3. Pay the Fees: OHV registration fees can vary based on the vehicle’s weight and intended use. The starting point for fees is currently $35 for the decal + $18 for the "uniform statewide age-based fee"

4. Once registered, you’ll receive an OHV sticker, which must be displayed on your bike at all times when riding off-road. Sometime the person working the DMV counter is confused and will try to push a plate on you. Remember they register Harley's and street bikes for road use daily, so this is not surprising. This is a good reminder to clarify that you are getting an OHV sticker for a "dirt bike". You 100% do not need a plate because the bike is not street legal.

Converting Your e-bike for Street Use

If you want to ride your Surron on public roads, you’ll need to make sure it meets Utah’s street-legal requirements. This involves several steps:

1. Modify Your Surron: Ensure your Surron has the necessary equipment to be street-legal. This typically includes:
• Headlights and tail lights
• Brake lights
• Turn signals
• Rearview mirrors
• Horn
• Speedometer
• DOT-approved tires

2. Get an Inspection: Your modified Surron must pass a safety inspection. You can have this done at any state-certified inspection station. The inspector will check that all required equipment is properly installed and functioning.

3. Obtain a Title and Registration: With the inspection certificate, visit your local DMV to apply for a street-legal title and registration.

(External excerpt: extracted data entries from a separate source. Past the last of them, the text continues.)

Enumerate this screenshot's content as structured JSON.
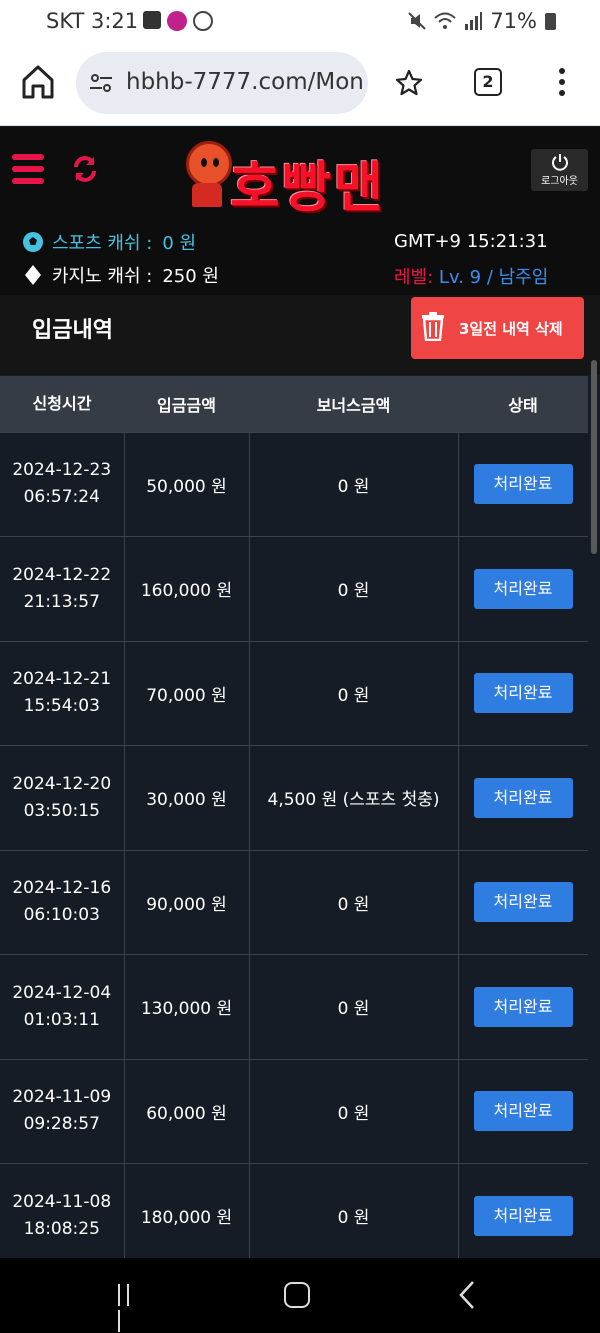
{
  "status_bar": {
    "carrier_time": "SKT 3:21",
    "battery": "71%"
  },
  "browser": {
    "url": "hbhb-7777.com/Mon",
    "tab_count": "2"
  },
  "site": {
    "logo_text": "호빵맨",
    "logout_label": "로그아웃",
    "sports_cash_label": "스포츠 캐쉬 :",
    "sports_cash_value": "0 원",
    "casino_cash_label": "카지노 캐쉬 :",
    "casino_cash_value": "250 원",
    "gmt": "GMT+9 15:21:31",
    "level_label": "레벨:",
    "level_value": "Lv. 9 / 남주임",
    "accent_color": "#e8154a"
  },
  "section": {
    "title": "입금내역",
    "delete_button": "3일전 내역 삭제"
  },
  "table": {
    "headers": [
      "신청시간",
      "입금금액",
      "보너스금액",
      "상태"
    ],
    "rows": [
      {
        "date": "2024-12-23",
        "time": "06:57:24",
        "amount": "50,000 원",
        "bonus": "0 원",
        "status": "처리완료"
      },
      {
        "date": "2024-12-22",
        "time": "21:13:57",
        "amount": "160,000 원",
        "bonus": "0 원",
        "status": "처리완료"
      },
      {
        "date": "2024-12-21",
        "time": "15:54:03",
        "amount": "70,000 원",
        "bonus": "0 원",
        "status": "처리완료"
      },
      {
        "date": "2024-12-20",
        "time": "03:50:15",
        "amount": "30,000 원",
        "bonus": "4,500 원 (스포츠 첫충)",
        "status": "처리완료"
      },
      {
        "date": "2024-12-16",
        "time": "06:10:03",
        "amount": "90,000 원",
        "bonus": "0 원",
        "status": "처리완료"
      },
      {
        "date": "2024-12-04",
        "time": "01:03:11",
        "amount": "130,000 원",
        "bonus": "0 원",
        "status": "처리완료"
      },
      {
        "date": "2024-11-09",
        "time": "09:28:57",
        "amount": "60,000 원",
        "bonus": "0 원",
        "status": "처리완료"
      },
      {
        "date": "2024-11-08",
        "time": "18:08:25",
        "amount": "180,000 원",
        "bonus": "0 원",
        "status": "처리완료"
      }
    ]
  }
}
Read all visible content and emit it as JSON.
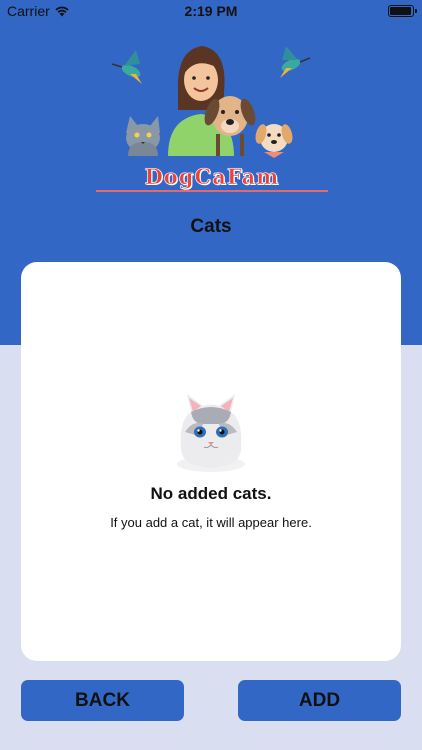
{
  "status_bar": {
    "carrier": "Carrier",
    "time": "2:19 PM",
    "battery_level": 0.95
  },
  "logo": {
    "text": "DogCaFam",
    "icon": "dogcafam-logo-illustration"
  },
  "header": {
    "title": "Cats"
  },
  "empty_state": {
    "icon": "cat-face-icon",
    "title": "No added cats.",
    "subtitle": "If you add a cat, it will appear here."
  },
  "footer": {
    "back_label": "BACK",
    "add_label": "ADD"
  },
  "colors": {
    "primary": "#3367c6",
    "background": "#d9dff0",
    "card": "#ffffff",
    "logo_text": "#e8443b"
  }
}
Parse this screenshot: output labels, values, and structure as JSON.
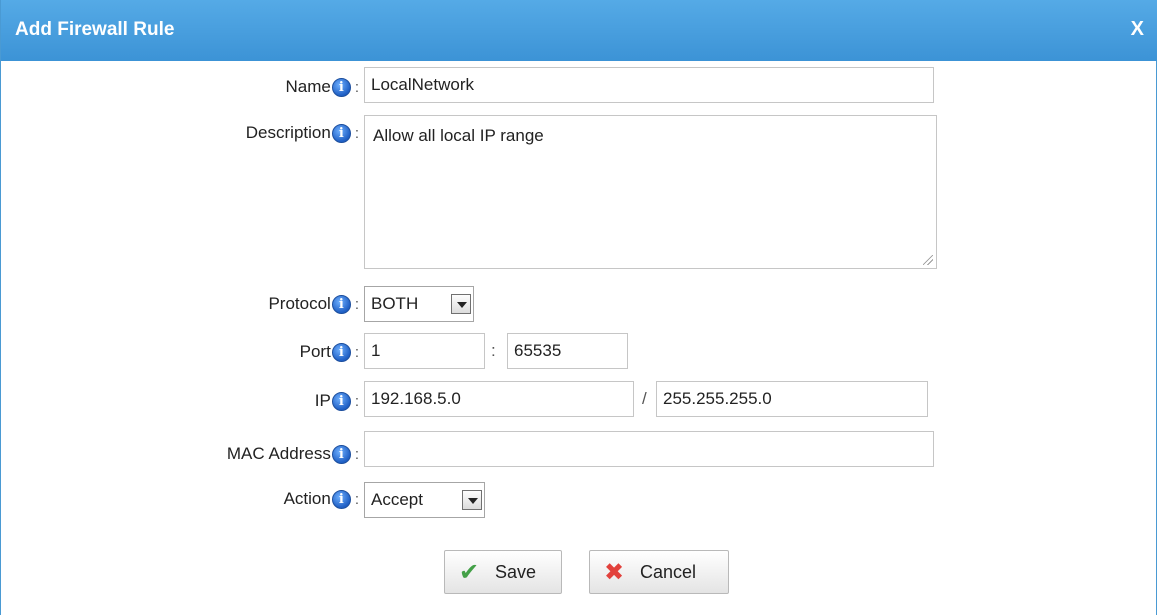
{
  "dialog": {
    "title": "Add Firewall Rule",
    "close_label": "X"
  },
  "form": {
    "name": {
      "label": "Name",
      "value": "LocalNetwork"
    },
    "description": {
      "label": "Description",
      "value": "Allow all local IP range"
    },
    "protocol": {
      "label": "Protocol",
      "value": "BOTH"
    },
    "port": {
      "label": "Port",
      "from": "1",
      "separator": ":",
      "to": "65535"
    },
    "ip": {
      "label": "IP",
      "address": "192.168.5.0",
      "separator": "/",
      "mask": "255.255.255.0"
    },
    "mac": {
      "label": "MAC Address",
      "value": ""
    },
    "action": {
      "label": "Action",
      "value": "Accept"
    }
  },
  "buttons": {
    "save": "Save",
    "cancel": "Cancel"
  },
  "icons": {
    "info": "i",
    "colon": ":"
  },
  "colors": {
    "titlebar": "#3c93d6",
    "save_icon": "#43a047",
    "cancel_icon": "#e2413c"
  }
}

You’ll need to provide the inspection certificate, proof of ownership, and a completed application form.
4. Pay the Fees: Registration fees for street-legal motorcycles in Utah are different from OHV fees. Make sure to check the current rates on the DMV website.
5. Display the License Plate: Once registered, you’ll receive a license plate. Attach this plate to your Surron in accordance with Utah’s regulations.

Important Considerations

• Insurance: Ensure you have the proper insurance coverage for your Surron if you plan to ride it on public roads. Utah law requires liability insurance for all street-legal vehicles.
• Local Regulations: Some cities and counties in Utah may have additional requirements or restrictions for street-legal OHVs. Check with local authorities to ensure compliance.
• Renewal: Keep track of your yearly renewal. You'll typically get a letter in the mail.

Registering your Surron in Utah, whether for off-road use or street-legal operation, involves a few key steps. By ensuring your Surron meets the necessary requirements and completing the registration process, you can enjoy your electric dirt bike on both trails and roads with peace of mind. For the most current information and specific details, always refer to the Utah DMV’s official website or contact your local DMV office. Happy riding!